Quigley takes over SHS hockey
BRECKENRIDGE – Jake Quigley survived a summer’s worth of searching and came away with what he wanted all along – reigns of the Summit High School hockey team.
Quigley, the team’s top assistant the past two years, expressed his interest in the head job immediately after Ron Byrne retired in February. But the SHS administration kept its options open, interviewing four candidates seriously, before deciding Quigley was the right person for the job.
“We did have some applicants with hockey backgrounds, but they did not end up being the best candidate,” said Summit athletic director Gretchen Nies.
The best candidate was the one who had been on Summit’s bench since the program began three years ago; an assistant coach at the club and varsity levels in Summit County for six years; and a former Division lll player at Hobart College in New York.
Despite not knowing if he’d get the job, Quigley worked under the tag of “interim coach” this summer, holding several on-ice camps for the team.
“I agreed to the interim head coach role over the summer regardless of what their decision was,” Quigley said. “It was kind of frustrating for me because I just wanted to get to work.
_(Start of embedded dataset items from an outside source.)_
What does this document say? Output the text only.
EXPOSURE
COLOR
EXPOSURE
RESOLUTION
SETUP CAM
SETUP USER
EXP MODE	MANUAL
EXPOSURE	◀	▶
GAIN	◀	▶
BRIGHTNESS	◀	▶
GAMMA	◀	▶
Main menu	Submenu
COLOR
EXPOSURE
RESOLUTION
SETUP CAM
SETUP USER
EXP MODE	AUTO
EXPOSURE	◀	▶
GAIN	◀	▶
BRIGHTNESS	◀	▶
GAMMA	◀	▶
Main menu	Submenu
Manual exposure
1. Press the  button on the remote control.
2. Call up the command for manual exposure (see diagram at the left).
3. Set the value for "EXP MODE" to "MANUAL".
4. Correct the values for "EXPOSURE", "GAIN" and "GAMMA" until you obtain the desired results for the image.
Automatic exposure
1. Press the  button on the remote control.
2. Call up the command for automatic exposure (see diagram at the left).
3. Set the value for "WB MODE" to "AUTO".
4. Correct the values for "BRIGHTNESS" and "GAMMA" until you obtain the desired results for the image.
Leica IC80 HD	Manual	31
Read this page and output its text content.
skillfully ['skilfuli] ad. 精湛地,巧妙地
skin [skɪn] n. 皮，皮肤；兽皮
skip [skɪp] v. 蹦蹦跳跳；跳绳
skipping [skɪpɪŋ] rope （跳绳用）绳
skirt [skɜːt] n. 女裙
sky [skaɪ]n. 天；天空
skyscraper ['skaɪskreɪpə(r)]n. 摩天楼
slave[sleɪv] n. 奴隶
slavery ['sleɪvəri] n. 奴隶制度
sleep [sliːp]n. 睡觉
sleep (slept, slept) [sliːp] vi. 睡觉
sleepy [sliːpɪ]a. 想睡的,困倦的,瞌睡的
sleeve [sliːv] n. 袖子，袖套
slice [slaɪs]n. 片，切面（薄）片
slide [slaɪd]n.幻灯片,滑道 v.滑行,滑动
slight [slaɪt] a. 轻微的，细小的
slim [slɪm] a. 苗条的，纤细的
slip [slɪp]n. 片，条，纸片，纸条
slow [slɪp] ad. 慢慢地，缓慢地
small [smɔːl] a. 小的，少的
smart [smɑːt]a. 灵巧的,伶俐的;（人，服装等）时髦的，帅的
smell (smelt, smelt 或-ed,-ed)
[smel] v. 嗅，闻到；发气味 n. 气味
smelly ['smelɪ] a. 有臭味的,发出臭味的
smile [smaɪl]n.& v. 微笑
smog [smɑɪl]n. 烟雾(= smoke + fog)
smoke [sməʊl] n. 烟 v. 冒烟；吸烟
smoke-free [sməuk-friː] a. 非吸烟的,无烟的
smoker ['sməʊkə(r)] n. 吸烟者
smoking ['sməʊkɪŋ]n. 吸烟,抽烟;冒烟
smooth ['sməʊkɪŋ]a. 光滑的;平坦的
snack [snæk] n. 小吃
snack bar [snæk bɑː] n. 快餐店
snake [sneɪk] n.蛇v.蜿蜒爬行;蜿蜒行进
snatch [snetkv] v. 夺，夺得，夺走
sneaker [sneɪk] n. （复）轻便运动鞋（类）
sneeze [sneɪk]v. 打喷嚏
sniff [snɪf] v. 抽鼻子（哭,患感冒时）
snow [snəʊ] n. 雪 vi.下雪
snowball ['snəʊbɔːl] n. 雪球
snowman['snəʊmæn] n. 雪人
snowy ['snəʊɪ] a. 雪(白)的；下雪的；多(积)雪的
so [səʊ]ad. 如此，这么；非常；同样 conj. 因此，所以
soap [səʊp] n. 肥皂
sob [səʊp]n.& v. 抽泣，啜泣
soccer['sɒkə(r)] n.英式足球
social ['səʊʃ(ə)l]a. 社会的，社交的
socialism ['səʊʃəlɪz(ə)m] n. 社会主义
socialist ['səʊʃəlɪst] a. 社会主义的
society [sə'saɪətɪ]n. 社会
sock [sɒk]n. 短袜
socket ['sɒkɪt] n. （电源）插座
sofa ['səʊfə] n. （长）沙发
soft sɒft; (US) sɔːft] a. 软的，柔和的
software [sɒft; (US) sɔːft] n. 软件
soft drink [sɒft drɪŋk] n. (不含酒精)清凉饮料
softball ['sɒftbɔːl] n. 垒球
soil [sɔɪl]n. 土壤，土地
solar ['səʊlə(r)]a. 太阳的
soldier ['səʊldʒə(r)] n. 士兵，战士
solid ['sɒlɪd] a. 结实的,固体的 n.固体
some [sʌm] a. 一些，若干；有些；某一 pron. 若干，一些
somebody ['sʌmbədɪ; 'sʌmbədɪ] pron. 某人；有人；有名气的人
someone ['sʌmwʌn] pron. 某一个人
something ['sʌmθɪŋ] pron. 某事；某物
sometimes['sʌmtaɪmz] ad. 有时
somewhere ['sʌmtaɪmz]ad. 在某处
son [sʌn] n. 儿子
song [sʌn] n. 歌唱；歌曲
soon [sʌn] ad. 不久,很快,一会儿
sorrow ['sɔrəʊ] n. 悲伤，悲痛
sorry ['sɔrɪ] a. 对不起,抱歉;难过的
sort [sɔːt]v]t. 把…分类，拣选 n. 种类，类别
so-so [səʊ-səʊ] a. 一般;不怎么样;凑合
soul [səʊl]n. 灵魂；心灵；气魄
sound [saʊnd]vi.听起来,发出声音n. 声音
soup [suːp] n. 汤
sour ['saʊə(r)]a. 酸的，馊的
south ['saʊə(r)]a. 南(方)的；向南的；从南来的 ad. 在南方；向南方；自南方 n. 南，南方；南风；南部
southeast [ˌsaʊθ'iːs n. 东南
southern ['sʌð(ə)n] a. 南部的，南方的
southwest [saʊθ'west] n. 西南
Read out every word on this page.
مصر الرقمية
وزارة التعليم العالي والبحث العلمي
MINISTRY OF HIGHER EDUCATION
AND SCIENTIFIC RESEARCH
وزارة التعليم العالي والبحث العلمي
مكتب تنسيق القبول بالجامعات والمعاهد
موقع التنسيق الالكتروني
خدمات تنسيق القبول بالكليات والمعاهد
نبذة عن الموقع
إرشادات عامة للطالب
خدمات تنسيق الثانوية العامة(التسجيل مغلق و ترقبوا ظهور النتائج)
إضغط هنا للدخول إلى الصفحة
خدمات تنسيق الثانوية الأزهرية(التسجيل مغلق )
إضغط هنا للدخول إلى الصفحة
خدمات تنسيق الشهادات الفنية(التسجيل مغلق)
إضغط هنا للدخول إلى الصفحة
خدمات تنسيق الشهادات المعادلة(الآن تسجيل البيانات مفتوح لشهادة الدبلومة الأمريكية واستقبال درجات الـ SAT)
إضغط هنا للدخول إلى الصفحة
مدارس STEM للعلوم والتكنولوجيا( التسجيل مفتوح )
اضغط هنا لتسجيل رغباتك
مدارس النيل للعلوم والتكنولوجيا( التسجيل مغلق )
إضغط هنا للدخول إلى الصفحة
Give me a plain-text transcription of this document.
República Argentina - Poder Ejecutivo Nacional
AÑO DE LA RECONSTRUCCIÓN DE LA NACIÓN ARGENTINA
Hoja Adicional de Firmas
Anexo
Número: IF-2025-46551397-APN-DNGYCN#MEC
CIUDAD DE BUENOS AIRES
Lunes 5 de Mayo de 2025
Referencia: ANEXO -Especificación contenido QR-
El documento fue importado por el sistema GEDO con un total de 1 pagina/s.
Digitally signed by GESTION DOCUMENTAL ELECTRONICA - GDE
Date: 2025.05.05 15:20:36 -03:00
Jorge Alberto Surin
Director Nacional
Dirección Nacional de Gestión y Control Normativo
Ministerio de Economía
It was difficult not knowing if I was going to have that spot in the fall or not.”
With that behind him now, Quigley is focusing on the business of filling the huge shoes left by Byrne and building on the team’s first playoff appearance last season.
“Having Ron as the first coach of the team, you couldn’t ask for a better foundational philosophy,” Quigley said. “The way he put this team together and started it was top-notch. He did all the things that a young high school team needed.”
That included being a disciplinarian. Quigley’s job as assistant often was to soften the blow for players who caught Byrne’s wrath. Now Quigley will sometimes be forced to be the bad guy.
“My role is gonna change,” he acknowledged. “The expectation level rises greatly between you and your players as a head coach.
“I think I have established that rapport with the guys. I want them to respect me as a head coach, but I also want them to know they can always come and talk to me.”
Quigley sees his strength as being an ability to communicate with players. In his full-time job, he heads up the county’s Mountain Mentors program, which works with at-risk youth mostly ages 6 to 12 years old.
The high school likes to hire coaches who are teachers, but with Quigley’s line of work, Nies thinks he has a similar set of skills.
“Even though he’s not a teacher, he’s the next best thing,” Nies said. “Working with Mountain Mentors gives him the insight that’s beneficial in dealing with youth in an athletic situation.”
Nies and Quigley will make joint decisions on assistants this fall.
Colorado high school hockey has been split into three divisions this year, with six teams per division. Summit expects to be without standout forward Chris Jocelyn, who is playing junior hockey in Ohio, and Cam Carlson, who transferred. Summit will play each of the teams in its division three times and will have six other non-divisional games in a 16-game season. It will need to place in the upper half of its division to reach the playoffs for the second straight year.
“It would be really nice to build on what we’ve done so far,” Quigley said.
Summit will begin dryland training three days a week in October.